The majority of ultrashort-pulse measurement devices are difficult to commercialize because they are very complex, require frequent re-alignment, work only for very simple pulses, and give no feedback as to whether their result is correct. We have avoided this problem by developing methods that are experimentally very simple and insensitive to calibration parameters. Our methods also give immediate feedback when a problem occurs, so the user knows if, for example, the pulse has spatio-temporal distortions. These new methods are so simple, compact and reliable that, in large quantities, they are very inexpensive and can be included in most ultrafast laser systems.
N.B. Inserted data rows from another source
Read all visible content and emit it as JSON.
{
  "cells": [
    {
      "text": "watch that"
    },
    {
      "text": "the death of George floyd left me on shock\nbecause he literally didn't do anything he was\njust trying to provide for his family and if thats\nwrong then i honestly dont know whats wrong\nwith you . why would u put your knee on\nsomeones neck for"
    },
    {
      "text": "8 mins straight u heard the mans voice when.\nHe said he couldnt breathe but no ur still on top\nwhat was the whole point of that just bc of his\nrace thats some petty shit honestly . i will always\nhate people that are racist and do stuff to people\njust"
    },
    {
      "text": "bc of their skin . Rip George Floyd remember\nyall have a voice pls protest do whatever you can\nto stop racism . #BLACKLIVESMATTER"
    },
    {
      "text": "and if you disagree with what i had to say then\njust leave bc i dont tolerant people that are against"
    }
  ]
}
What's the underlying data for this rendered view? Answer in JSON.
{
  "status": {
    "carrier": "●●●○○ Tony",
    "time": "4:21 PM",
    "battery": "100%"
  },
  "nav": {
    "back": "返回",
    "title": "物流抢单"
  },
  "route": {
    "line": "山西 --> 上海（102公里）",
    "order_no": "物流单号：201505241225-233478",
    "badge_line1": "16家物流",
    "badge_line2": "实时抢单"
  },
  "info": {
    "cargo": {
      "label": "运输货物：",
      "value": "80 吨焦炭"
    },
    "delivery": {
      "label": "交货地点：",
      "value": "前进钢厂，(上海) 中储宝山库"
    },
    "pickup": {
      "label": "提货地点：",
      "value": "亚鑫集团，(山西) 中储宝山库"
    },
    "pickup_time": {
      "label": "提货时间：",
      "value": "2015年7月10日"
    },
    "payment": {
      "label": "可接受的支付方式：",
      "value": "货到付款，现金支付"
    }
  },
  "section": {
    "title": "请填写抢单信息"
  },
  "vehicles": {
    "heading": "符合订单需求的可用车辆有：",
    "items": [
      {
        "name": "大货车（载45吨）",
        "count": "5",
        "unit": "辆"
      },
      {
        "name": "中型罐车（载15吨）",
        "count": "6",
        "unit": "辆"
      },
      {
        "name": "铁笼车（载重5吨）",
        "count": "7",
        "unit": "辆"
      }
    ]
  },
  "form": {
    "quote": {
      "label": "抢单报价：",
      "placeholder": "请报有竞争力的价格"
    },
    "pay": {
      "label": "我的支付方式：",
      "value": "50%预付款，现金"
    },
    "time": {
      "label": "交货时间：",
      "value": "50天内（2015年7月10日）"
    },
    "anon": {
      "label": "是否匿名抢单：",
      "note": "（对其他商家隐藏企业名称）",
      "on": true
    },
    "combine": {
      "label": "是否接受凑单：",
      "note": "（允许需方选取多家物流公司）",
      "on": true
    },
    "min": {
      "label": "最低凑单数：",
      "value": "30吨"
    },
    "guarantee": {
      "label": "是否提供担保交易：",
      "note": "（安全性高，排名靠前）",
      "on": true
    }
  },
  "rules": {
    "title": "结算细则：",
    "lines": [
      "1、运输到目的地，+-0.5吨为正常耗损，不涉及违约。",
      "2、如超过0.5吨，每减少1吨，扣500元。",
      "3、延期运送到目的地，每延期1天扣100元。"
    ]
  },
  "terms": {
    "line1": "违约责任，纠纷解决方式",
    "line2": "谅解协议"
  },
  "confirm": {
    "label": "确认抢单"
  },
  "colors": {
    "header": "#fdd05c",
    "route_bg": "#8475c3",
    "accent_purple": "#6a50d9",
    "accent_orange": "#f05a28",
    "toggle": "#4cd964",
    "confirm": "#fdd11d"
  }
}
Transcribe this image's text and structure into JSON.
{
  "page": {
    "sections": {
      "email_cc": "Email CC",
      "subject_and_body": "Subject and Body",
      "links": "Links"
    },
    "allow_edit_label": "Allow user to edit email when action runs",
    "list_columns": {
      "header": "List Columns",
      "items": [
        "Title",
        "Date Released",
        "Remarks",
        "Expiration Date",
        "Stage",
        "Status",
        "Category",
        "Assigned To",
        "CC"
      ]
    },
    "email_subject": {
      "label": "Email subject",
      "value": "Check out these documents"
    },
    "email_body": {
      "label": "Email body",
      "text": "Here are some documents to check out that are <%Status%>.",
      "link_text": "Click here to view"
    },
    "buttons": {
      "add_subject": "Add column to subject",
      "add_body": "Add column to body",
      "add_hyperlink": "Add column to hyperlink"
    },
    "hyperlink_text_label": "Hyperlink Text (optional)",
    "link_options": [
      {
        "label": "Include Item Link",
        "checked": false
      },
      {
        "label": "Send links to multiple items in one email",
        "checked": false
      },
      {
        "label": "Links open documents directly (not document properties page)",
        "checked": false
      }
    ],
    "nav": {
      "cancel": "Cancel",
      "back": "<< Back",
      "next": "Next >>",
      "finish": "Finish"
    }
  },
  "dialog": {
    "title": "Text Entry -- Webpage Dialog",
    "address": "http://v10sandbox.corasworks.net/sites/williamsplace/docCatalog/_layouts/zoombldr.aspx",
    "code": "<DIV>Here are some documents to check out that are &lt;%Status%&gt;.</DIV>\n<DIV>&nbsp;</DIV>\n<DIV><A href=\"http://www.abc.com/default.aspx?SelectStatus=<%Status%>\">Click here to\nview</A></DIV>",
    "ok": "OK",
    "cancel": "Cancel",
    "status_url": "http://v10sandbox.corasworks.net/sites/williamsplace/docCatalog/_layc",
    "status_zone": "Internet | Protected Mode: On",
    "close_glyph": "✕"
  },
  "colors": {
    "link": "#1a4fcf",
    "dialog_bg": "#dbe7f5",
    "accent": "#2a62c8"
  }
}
This is particularly important for ophthalmological applications, where the correct pulse is critical for eye safety.

What is the most important recent advance in this field?

Recently it has become possible to measure the complete spatio-temporal electro-magnetic field of an ultrashort pulse. My group has demonstrated two different techniques, one based on spectral interferometry and another based on holography. The first method can measure even a tightly focused pulse and has seen a wide range of complex aberration-induced spatio-temporal distortions. The second technique can measure an unfocused pulse in a single shot. Both approaches can measure very complex pulses, simply and cheaply, and are ideal for most applications.

What key challenges remain?

Several techniques for measuring attosecond pulses have recently been developed and even include the much-needed measurement confirmation. But more remains to be done. Another challenge is educating those who use ultrashort pulses as to which techniques work well, which are obsolete and which are still under development and should be avoided.

What is the next big breakthrough?

Most pulse-measurement problems have now been solved and it is easy to measure the complete spatio-temporal electro-magnetic field of even an arbitrary ultrashort pulse. Breakthroughs are likely to come from using these recently developed methods for new applications or to improve old ones.